LA SONRISA QUE LO CAMBIÓ TODO

                                                                                

El día en que todo acabó venía como todo lo que acaba con un nuevo comienzo bajo el brazo, un brazo amenazante en principio, pero, que habría de conocerse en un futuro que desmentiría lo que en un principio pareció querer mostrar.

Un campo de amapolas, un sembrado colorido. Una hacienda olvidada poblada de lagartijas.

Y, de repente, Hermenegildo transfigurado en descubridor de parajes ocultos se da con ella de bruces.






Hermenegildo, aventurero procaz se había cruzado por lo largo y ancho de sus correrías con todo tipo de paisajes y lugares desconcertantes unas veces, insólitos otras, y, tenebrosos en alguna que otra ocasión. Esta vez como todas las anteriores se adentró en los restos de la casa en ruinas esperando encontrar vestigios de lo allí vivido o algún rastro de quien habitó entre lo que ha terminado por comerse la naturaleza.

Con cada paso se iniciaba un concierto que proporcionaban los acordes de la maleza pisoteada. No fue fácil conseguir llegar a la entrada de las ruinas gracias a los escombros de la propia edificación hoy medio sepultados por ramas, hierbas y enredaderas. Conseguido el objetivo de alcanzar la entrada, Hermenegildo, subyugado ante el deterioro que causa el transcurrir del tiempo en cada cosa animada o inanimada, creada por el hombre o la naturaleza, se adentró con el objetivo de seguir indagando entre aquellos muros derruidos.

Un tropiezo de su pie izquierdo contra algo metálico en el suelo hizo que se arrodillara para comprobar que había sido lo que causó su traspiés. Una argolla oxidada medio oculta entre la hojarasca asomaba por entremedias.

Hubo un momento de duda sobre si asir o no la arandela…por fin apartado el miedo o la falta de prudencia tiró de ella no sin esfuerzo pues el asidero estaba incrustado en una puerta de madera medio podrida que al ser accionado rechinó como el sonido de un animal moribundo. Lograda la hazaña aparece un primer escalón al que con seguridad le siguen uno tras otro ocultos ahora entre la negrura del hueco recién abierto.

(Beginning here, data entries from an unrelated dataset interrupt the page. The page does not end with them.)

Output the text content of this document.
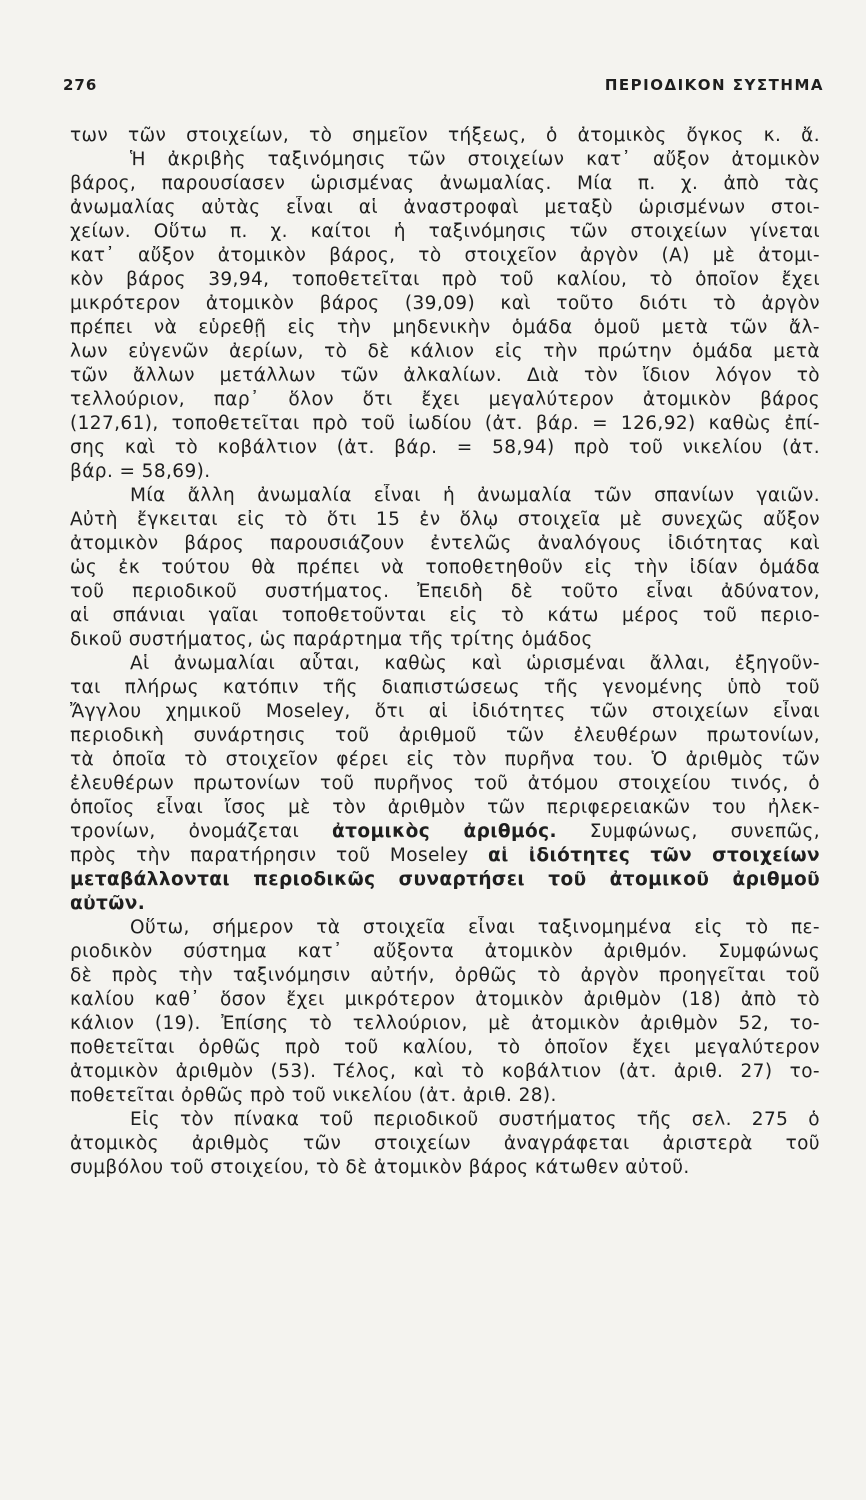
276	ΠΕΡΙΟΔΙΚΟΝ ΣΥΣΤΗΜΑ
των τῶν στοιχείων, τὸ σημεῖον τήξεως, ὁ ἀτομικὸς ὄγκος κ. ἄ.
Ἡ ἀκριβὴς ταξινόμησις τῶν στοιχείων κατ᾽ αὔξον ἀτομικὸν
βάρος, παρουσίασεν ὡρισμένας ἀνωμαλίας. Μία π. χ. ἀπὸ τὰς
ἀνωμαλίας αὐτὰς εἶναι αἱ ἀναστροφαὶ μεταξὺ ὡρισμένων στοι-
χείων. Οὕτω π. χ. καίτοι ἡ ταξινόμησις τῶν στοιχείων γίνεται
κατ᾽ αὔξον ἀτομικὸν βάρος, τὸ στοιχεῖον ἀργὸν (Α) μὲ ἀτομι-
κὸν βάρος 39,94, τοποθετεῖται πρὸ τοῦ καλίου, τὸ ὁποῖον ἔχει
μικρότερον ἀτομικὸν βάρος (39,09) καὶ τοῦτο διότι τὸ ἀργὸν
πρέπει νὰ εὑρεθῇ εἰς τὴν μηδενικὴν ὁμάδα ὁμοῦ μετὰ τῶν ἄλ-
λων εὐγενῶν ἀερίων, τὸ δὲ κάλιον εἰς τὴν πρώτην ὁμάδα μετὰ
τῶν ἄλλων μετάλλων τῶν ἀλκαλίων. Διὰ τὸν ἴδιον λόγον τὸ
τελλούριον, παρ᾽ ὅλον ὅτι ἔχει μεγαλύτερον ἀτομικὸν βάρος
(127,61), τοποθετεῖται πρὸ τοῦ ἰωδίου (ἀτ. βάρ. = 126,92) καθὼς ἐπί-
σης καὶ τὸ κοβάλτιον (ἀτ. βάρ. = 58,94) πρὸ τοῦ νικελίου (ἀτ.
βάρ. = 58,69).
Μία ἄλλη ἀνωμαλία εἶναι ἡ ἀνωμαλία τῶν σπανίων γαιῶν.
Αὐτὴ ἔγκειται εἰς τὸ ὅτι 15 ἐν ὅλῳ στοιχεῖα μὲ συνεχῶς αὔξον
ἀτομικὸν βάρος παρουσιάζουν ἐντελῶς ἀναλόγους ἰδιότητας καὶ
ὡς ἐκ τούτου θὰ πρέπει νὰ τοποθετηθοῦν εἰς τὴν ἰδίαν ὁμάδα
τοῦ περιοδικοῦ συστήματος. Ἐπειδὴ δὲ τοῦτο εἶναι ἀδύνατον,
αἱ σπάνιαι γαῖαι τοποθετοῦνται εἰς τὸ κάτω μέρος τοῦ περιο-
δικοῦ συστήματος, ὡς παράρτημα τῆς τρίτης ὁμάδος
Αἱ ἀνωμαλίαι αὗται, καθὼς καὶ ὡρισμέναι ἄλλαι, ἐξηγοῦν-
ται πλήρως κατόπιν τῆς διαπιστώσεως τῆς γενομένης ὑπὸ τοῦ
Ἄγγλου χημικοῦ Moseley, ὅτι αἱ ἰδιότητες τῶν στοιχείων εἶναι
περιοδικὴ συνάρτησις τοῦ ἀριθμοῦ τῶν ἐλευθέρων πρωτονίων,
τὰ ὁποῖα τὸ στοιχεῖον φέρει εἰς τὸν πυρῆνα του. Ὁ ἀριθμὸς τῶν
ἐλευθέρων πρωτονίων τοῦ πυρῆνος τοῦ ἀτόμου στοιχείου τινός, ὁ
ὁποῖος εἶναι ἴσος μὲ τὸν ἀριθμὸν τῶν περιφερειακῶν του ἠλεκ-
τρονίων, ὀνομάζεται ἀτομικὸς ἀριθμός. Συμφώνως, συνεπῶς,
πρὸς τὴν παρατήρησιν τοῦ Moseley αἱ ἰδιότητες τῶν στοιχείων
μεταβάλλονται περιοδικῶς συναρτήσει τοῦ ἀτομικοῦ ἀριθμοῦ
αὐτῶν.
Οὕτω, σήμερον τὰ στοιχεῖα εἶναι ταξινομημένα εἰς τὸ πε-
ριοδικὸν σύστημα κατ᾽ αὔξοντα ἀτομικὸν ἀριθμόν. Συμφώνως
δὲ πρὸς τὴν ταξινόμησιν αὐτήν, ὀρθῶς τὸ ἀργὸν προηγεῖται τοῦ
καλίου καθ᾽ ὅσον ἔχει μικρότερον ἀτομικὸν ἀριθμὸν (18) ἀπὸ τὸ
κάλιον (19). Ἐπίσης τὸ τελλούριον, μὲ ἀτομικὸν ἀριθμὸν 52, το-
ποθετεῖται ὀρθῶς πρὸ τοῦ καλίου, τὸ ὁποῖον ἔχει μεγαλύτερον
ἀτομικὸν ἀριθμὸν (53). Τέλος, καὶ τὸ κοβάλτιον (ἀτ. ἀριθ. 27) το-
ποθετεῖται ὀρθῶς πρὸ τοῦ νικελίου (ἀτ. ἀριθ. 28).
Εἰς τὸν πίνακα τοῦ περιοδικοῦ συστήματος τῆς σελ. 275 ὁ
ἀτομικὸς ἀριθμὸς τῶν στοιχείων ἀναγράφεται ἀριστερὰ τοῦ
συμβόλου τοῦ στοιχείου, τὸ δὲ ἀτομικὸν βάρος κάτωθεν αὐτοῦ.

Hermenegildo vuelve a dudar sobre seguir o no con su detectivesco afán, y como siempre, una vez más, sigue adelante sin pensar demasiado en las consecuencias que puedan surgir ante su imprudente acción.  De su mochila sacó una linterna con la que ayudarse en la bajada. Hasta el momento lo único divisado eran cortinas tejidas entre telarañas, polvo y otros restos indefinidos. La escalera parecía no tener fin. Había perdido la noción del tiempo que llevaba sorteando escalones. La luz de la linterna comenzaba a tintinear como en los estertores que producen el final de un ciclo…

Hermenegildo sintió la zozobra de su mala decisión. Quizá no debió aventurarse tanto. Pero…pero, aun así, continuó adelante hasta alcanzar al fin lo que parecía el último peldaño.

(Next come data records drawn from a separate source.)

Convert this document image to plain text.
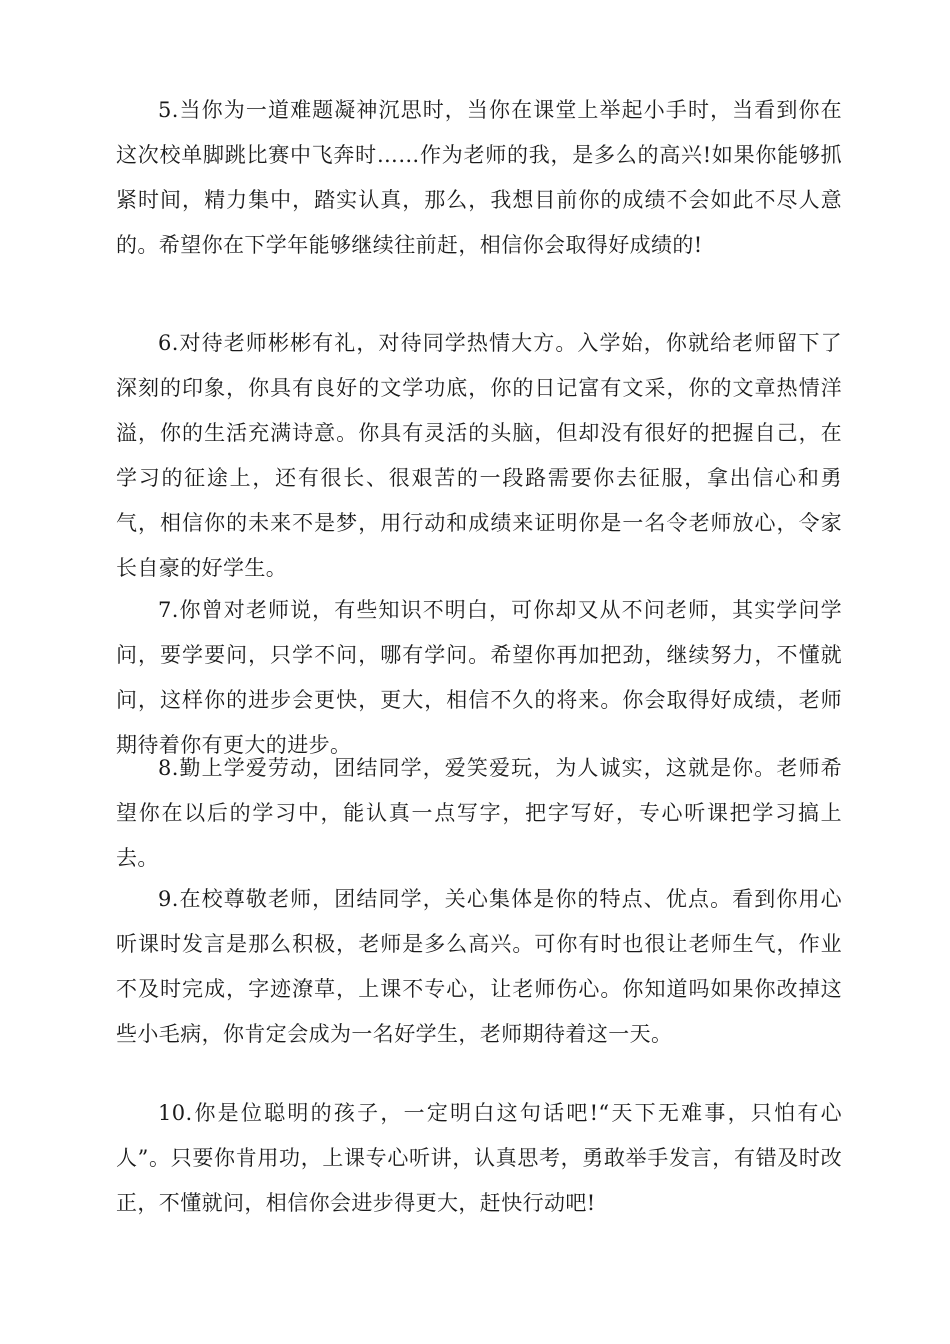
5.当你为一道难题凝神沉思时，当你在课堂上举起小手时，当看到你在这次校单脚跳比赛中飞奔时……作为老师的我，是多么的高兴!如果你能够抓紧时间，精力集中，踏实认真，那么，我想目前你的成绩不会如此不尽人意的。希望你在下学年能够继续往前赶，相信你会取得好成绩的!

6.对待老师彬彬有礼，对待同学热情大方。入学始，你就给老师留下了深刻的印象，你具有良好的文学功底，你的日记富有文采，你的文章热情洋溢，你的生活充满诗意。你具有灵活的头脑，但却没有很好的把握自己，在学习的征途上，还有很长、很艰苦的一段路需要你去征服，拿出信心和勇气，相信你的未来不是梦，用行动和成绩来证明你是一名令老师放心，令家长自豪的好学生。

7.你曾对老师说，有些知识不明白，可你却又从不问老师，其实学问学问，要学要问，只学不问，哪有学问。希望你再加把劲，继续努力，不懂就问，这样你的进步会更快，更大，相信不久的将来。你会取得好成绩，老师期待着你有更大的进步。

8.勤上学爱劳动，团结同学，爱笑爱玩，为人诚实，这就是你。老师希望你在以后的学习中，能认真一点写字，把字写好，专心听课把学习搞上去。

9.在校尊敬老师，团结同学，关心集体是你的特点、优点。看到你用心听课时发言是那么积极，老师是多么高兴。可你有时也很让老师生气，作业不及时完成，字迹潦草，上课不专心，让老师伤心。你知道吗如果你改掉这些小毛病，你肯定会成为一名好学生，老师期待着这一天。

10.你是位聪明的孩子，一定明白这句话吧!“天下无难事，只怕有心人”。只要你肯用功，上课专心听讲，认真思考，勇敢举手发言，有错及时改正，不懂就问，相信你会进步得更大，赶快行动吧!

La escasa luz que su linterna proporcionaba a estas alturas permitió a Hermenegildo descubrir lo que aquel sótano guardaba, no se sabe si desde hace lustros, siglos o solo una decena de años. Más de una veintena de esqueletos humanos aparecieron ante sus ojos. Entre todos ellos destacaba uno con las manos apoyadas sobre los ojos como si quisiera ocultarse de la escena que estaba presenciando. Sobre la cabeza del esqueleto, intacto, a través del tiempo transcurrido, una corona de flores y un velo momificado. Hermenegildo tejió una historia fantástica de asesinatos entre rivales por celos, amoríos no resueltos y toda una larga y más que improbable novelesca. Descubierto el secreto de aquella bodega, Hermenegildo se dispuso a subir de nuevo a la superficie. Una última mirada medio de reojo sobre aquella cabeza coronada que le atrajo hacia sí con una dantesca sonrisa. Trastabillando como pudo, con toda la dificultad añadida al terreno y lo insólito de la escena, Hermenegildo inició la ascensión hacia la luz prometiéndose —a sabiendas de que no lo cumpliría—, abandonar su afición detectivesca.

De vuelta en el pueblo, en la taberna del tío Honorato en la que todos los hombres allí tenían bigote —extremo este del que se desconocía por qué—, Hermenegildo hace partícipe a Honorato de la aventura vivida. Lejos de mostrar sorpresa el cantinero da cierre a la crónica del parroquiano:

—Hubo una vez allí alojada una pantagruélica familia de la que nadie conoció su desaparición. Tú, acabas de cerrar la historia gracias a tu impericia. Igual serías, si es que no lo eres ya, un buen historiador.